En moins de deux minutes, on a compris tout le film, les personnages (le gentil héros musclé, sa fille enlevée, la cruche inutile à emballer, les méchants tarés et dangereux) les enjeux dramatiques (c'est à dire le prétexte au bourrinage), et vu la plupart des scènes d'action, le tout servi dans un joyeux désordre sans queue ni tête.

La tagline est assez révélatrice : "Somewhere, somehow, someone's going to pay" : le scénariste ne sait pas encore très clairement comment ni pourquoi, mais ça va ouvertement chier des bulles carrées dans le ventilo !

Pour l'anecdote, justement, le scénariste de Commando n'est autre que Steven E. de Souza, qui réalisera 9 ans plus tard un autre film d'action à tendance hautement potagère : l'adaptation du jeu vidéo Street Fighter (avec un certain Jean Claude Van Damme) -peut-être t'en parlerai-je un jour, ami lecteur...

Commando--bulletproof_bush
Les guérilléros-jardiniers seront comblés par le rosier pare-balle, qui joint l'utile à l'agréable avec élégance.
Disponible dans tous les magasins Nature & Découverte d'Amérique Latine.



Commando est porté de bout en bout par un Arnold Schwarzenegger tout en muscles et en flingues, c'est assez logiquement que le reste du casting est au diapason : face à l'autrichien monolithique, Vernon Wells sur-cabotine en sadique porte-flingue du méchant dictateur déchu et blasé, joué par Dan Hedaya.

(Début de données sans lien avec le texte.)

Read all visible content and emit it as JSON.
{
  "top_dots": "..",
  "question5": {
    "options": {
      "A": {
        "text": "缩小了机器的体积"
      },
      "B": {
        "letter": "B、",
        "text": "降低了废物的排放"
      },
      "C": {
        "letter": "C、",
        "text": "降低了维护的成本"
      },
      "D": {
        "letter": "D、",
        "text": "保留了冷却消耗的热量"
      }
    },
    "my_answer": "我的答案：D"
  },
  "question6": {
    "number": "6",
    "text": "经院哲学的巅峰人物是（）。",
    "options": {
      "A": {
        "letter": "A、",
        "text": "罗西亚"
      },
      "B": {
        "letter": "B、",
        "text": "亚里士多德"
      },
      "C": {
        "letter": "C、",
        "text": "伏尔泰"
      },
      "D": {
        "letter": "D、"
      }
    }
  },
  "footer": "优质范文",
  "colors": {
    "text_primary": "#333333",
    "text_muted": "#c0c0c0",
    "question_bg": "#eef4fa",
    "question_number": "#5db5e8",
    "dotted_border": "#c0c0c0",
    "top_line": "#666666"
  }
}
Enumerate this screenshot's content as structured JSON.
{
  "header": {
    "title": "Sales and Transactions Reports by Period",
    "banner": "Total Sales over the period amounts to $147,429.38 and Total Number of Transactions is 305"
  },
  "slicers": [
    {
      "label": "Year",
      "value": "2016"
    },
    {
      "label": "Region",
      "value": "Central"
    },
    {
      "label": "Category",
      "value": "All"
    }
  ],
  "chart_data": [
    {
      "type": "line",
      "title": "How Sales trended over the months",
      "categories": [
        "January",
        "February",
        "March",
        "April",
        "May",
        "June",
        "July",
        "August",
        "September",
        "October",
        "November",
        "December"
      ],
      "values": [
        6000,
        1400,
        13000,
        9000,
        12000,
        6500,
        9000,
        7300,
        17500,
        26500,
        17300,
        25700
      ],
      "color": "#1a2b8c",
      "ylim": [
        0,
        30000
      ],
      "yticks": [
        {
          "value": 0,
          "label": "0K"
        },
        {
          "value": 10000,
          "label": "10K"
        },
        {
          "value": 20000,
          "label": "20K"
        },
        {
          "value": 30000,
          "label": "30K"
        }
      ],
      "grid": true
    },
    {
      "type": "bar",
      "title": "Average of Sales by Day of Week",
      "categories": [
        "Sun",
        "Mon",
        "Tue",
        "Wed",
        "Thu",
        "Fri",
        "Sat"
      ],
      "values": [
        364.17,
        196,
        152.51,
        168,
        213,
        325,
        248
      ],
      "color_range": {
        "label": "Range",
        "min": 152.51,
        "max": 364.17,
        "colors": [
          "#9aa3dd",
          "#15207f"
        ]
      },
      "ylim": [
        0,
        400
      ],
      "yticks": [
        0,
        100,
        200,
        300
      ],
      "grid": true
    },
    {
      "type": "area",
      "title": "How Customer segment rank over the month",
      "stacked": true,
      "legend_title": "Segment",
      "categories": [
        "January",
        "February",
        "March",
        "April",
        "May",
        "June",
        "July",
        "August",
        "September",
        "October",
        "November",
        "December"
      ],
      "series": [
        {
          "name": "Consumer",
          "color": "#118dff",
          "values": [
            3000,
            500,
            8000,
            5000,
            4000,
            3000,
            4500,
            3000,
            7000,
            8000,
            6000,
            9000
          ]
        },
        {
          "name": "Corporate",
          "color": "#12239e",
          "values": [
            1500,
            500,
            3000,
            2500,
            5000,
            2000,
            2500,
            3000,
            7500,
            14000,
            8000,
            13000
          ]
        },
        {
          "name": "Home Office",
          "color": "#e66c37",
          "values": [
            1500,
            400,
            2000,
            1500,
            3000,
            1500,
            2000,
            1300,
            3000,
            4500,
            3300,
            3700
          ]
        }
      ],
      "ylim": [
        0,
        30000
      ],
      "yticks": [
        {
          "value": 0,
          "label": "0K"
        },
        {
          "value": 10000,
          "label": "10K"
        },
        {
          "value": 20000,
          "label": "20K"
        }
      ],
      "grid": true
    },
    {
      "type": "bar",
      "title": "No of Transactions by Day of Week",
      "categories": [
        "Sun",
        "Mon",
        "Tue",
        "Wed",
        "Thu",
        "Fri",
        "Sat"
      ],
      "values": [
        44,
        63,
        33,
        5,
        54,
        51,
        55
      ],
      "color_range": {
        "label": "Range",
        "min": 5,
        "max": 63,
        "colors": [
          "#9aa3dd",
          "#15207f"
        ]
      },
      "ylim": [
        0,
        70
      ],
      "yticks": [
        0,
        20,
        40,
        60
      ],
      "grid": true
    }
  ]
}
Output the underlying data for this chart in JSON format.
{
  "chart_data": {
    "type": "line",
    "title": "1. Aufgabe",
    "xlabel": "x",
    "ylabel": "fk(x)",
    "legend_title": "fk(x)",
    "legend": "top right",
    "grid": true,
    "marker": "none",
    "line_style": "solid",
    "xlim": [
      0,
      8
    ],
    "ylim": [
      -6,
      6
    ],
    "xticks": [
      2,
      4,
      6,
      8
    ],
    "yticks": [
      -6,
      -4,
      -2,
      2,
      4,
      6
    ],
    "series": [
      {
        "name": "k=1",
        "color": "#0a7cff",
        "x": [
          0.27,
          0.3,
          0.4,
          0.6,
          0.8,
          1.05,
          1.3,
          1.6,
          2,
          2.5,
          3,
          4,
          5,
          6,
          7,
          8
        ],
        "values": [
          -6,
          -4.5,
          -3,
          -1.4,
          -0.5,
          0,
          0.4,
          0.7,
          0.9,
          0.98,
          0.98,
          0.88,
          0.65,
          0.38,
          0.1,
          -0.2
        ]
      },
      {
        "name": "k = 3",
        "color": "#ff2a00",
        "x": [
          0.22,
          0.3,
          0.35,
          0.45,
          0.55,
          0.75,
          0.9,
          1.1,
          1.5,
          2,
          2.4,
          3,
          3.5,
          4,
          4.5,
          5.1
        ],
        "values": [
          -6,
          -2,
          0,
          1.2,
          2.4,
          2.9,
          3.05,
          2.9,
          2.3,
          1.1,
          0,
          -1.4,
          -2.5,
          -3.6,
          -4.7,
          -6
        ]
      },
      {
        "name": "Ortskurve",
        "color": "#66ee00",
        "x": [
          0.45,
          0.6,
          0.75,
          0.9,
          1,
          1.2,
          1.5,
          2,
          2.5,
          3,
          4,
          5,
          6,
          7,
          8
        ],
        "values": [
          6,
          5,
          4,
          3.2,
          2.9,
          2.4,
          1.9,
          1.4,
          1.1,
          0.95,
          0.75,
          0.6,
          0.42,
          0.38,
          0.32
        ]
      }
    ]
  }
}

À ce stade de la distribution, quelqu'un de la pré-production a bien dû se rendre compte que ça manquait de femmes.

On ajoute donc la jeune Alyssa Milano (qui sortait alors de Madame est servie, 10 ans avant Charmed) qui jouera la fille de John Matrix, servant à humaniser le Terminator, dans une rigolote séquence d'introduction où le spectateur ressent toute la difficulté de Schwarzy pour jouer le rôle d'un père drôle et tendre. Catalyseur qui déclenche l'action, la fille de Matrix sera otage la plupart du film, et force est de constater que malgré son jeune âge et son rôle d'otage, la jeune Alyssa MIlano s'en sort plus qu'honorablement dans le rôle de la fille.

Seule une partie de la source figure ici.